Equatorius Temporal range: Miocene 15.58–15.36 Ma PreꞒ Ꞓ O S D C P T J K Pg N ↓

Scientific classification
- Domain: Eukaryota
- Kingdom: Animalia
- Phylum: Chordata
- Class: Mammalia
- Order: Primates
- Suborder: Haplorhini
- Infraorder: Simiiformes
- Superfamily: Hominoidea
- Family: incertae sedis
- Genus: †Equatorius Ward et al. 1999
- Type species: †Equatorius africanus Ward et al. 1999

= Equatorius =

Extinct genus of primates

Equatorius is an extinct genus of kenyapithecine primate found in central Kenya at the Tugen Hills.

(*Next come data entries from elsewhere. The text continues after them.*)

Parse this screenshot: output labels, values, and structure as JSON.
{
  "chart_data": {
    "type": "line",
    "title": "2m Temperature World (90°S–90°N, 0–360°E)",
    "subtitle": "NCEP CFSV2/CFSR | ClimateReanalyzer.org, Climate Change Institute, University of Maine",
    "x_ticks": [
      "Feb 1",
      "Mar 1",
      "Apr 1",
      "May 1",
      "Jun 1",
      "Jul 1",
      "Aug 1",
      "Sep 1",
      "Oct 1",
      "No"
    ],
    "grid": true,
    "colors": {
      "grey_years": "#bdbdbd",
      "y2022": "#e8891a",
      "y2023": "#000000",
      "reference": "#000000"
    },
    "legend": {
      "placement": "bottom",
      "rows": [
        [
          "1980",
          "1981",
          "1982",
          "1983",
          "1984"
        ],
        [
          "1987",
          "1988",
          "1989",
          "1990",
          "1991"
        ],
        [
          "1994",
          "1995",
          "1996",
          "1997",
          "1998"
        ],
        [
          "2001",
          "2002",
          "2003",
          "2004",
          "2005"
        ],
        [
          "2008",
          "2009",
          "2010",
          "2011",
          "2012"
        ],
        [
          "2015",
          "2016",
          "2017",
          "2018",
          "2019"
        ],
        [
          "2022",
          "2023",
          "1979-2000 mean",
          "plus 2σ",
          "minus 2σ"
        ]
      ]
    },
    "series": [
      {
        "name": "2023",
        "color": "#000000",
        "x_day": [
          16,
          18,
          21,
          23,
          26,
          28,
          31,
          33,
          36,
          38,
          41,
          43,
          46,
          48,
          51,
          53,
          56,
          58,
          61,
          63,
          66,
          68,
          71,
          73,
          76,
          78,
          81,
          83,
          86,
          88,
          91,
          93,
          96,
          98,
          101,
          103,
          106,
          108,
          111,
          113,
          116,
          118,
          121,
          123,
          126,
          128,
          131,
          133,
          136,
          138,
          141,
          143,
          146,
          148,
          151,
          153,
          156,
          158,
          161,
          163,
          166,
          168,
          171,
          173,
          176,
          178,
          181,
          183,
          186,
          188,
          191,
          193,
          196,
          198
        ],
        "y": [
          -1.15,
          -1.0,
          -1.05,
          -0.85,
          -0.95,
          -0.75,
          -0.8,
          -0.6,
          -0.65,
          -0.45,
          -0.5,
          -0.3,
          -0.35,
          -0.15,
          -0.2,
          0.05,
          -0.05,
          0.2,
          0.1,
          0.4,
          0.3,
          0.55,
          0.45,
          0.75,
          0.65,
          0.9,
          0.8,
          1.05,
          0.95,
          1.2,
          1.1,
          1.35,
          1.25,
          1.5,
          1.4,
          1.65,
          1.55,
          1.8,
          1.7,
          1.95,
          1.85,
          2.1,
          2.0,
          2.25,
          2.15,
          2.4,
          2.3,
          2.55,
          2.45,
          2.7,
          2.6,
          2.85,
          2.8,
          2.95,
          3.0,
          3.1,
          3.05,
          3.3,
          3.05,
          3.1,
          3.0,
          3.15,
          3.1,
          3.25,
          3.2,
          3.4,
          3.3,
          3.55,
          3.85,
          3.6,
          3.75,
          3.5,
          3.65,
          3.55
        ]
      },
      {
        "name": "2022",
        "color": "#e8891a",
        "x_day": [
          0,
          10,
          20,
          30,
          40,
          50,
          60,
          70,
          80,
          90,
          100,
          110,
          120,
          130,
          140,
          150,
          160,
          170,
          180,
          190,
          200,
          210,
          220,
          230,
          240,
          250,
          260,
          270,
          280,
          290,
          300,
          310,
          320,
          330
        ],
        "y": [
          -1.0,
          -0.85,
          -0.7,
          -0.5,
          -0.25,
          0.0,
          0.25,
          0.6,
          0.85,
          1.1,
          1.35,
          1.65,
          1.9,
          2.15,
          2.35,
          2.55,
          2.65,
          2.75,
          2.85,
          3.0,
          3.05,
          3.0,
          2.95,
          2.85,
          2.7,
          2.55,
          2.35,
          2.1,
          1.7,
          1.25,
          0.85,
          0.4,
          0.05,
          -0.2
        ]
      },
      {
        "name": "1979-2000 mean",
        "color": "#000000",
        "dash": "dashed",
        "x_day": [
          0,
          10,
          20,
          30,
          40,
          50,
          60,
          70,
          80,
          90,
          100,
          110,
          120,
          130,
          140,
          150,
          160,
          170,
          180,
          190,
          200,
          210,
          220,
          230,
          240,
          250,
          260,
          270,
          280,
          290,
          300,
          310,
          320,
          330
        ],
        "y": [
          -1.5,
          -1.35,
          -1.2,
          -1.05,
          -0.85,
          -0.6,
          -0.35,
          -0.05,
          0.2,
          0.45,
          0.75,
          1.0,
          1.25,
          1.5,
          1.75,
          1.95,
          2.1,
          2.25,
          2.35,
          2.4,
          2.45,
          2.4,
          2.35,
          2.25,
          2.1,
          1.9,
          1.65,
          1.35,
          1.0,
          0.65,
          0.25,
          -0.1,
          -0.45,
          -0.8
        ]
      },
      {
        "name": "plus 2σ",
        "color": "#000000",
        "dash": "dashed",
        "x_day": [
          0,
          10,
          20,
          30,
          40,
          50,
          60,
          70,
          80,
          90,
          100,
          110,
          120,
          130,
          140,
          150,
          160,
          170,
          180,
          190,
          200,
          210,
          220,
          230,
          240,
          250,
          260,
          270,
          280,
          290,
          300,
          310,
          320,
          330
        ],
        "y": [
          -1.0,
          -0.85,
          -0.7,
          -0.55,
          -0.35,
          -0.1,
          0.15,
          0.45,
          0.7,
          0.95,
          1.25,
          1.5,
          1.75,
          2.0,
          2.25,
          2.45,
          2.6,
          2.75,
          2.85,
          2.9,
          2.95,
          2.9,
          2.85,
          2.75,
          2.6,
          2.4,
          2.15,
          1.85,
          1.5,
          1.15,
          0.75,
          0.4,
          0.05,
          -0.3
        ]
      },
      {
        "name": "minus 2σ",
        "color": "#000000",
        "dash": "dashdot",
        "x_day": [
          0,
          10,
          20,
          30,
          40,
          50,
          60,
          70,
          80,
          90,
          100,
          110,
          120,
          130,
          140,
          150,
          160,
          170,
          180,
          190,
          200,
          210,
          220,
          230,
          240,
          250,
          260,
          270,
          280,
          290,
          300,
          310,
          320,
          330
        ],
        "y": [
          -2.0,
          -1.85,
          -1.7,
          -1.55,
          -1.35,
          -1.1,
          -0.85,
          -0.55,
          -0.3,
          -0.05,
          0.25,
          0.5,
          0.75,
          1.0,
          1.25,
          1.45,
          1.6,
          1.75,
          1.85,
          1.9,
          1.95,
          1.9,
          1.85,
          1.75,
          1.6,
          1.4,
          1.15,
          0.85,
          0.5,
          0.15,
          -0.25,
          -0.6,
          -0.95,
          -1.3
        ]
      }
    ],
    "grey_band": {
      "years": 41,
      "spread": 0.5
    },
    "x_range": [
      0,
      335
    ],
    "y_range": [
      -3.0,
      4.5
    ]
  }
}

Thirty-eight large teeth belonging to this middle Miocene hominid in addition to a mandibular and partially complete skeleton dated 15.58 Ma and 15.36 Ma. were later found.

==Analysis==
The anatomical structures in part was seen to be similar to Afropithecus and Proconsul. Nevertheless, anatomy and morphology suggested the genus had an increased terrestrial habitat.

==Taxonomy==
Ward, Brown, Hill & Kelley 1999, using their previous published study of K.africanus, based the separate definition on comparisons of gnathic and dental anatomy. The classification's validity was subsequently challenged.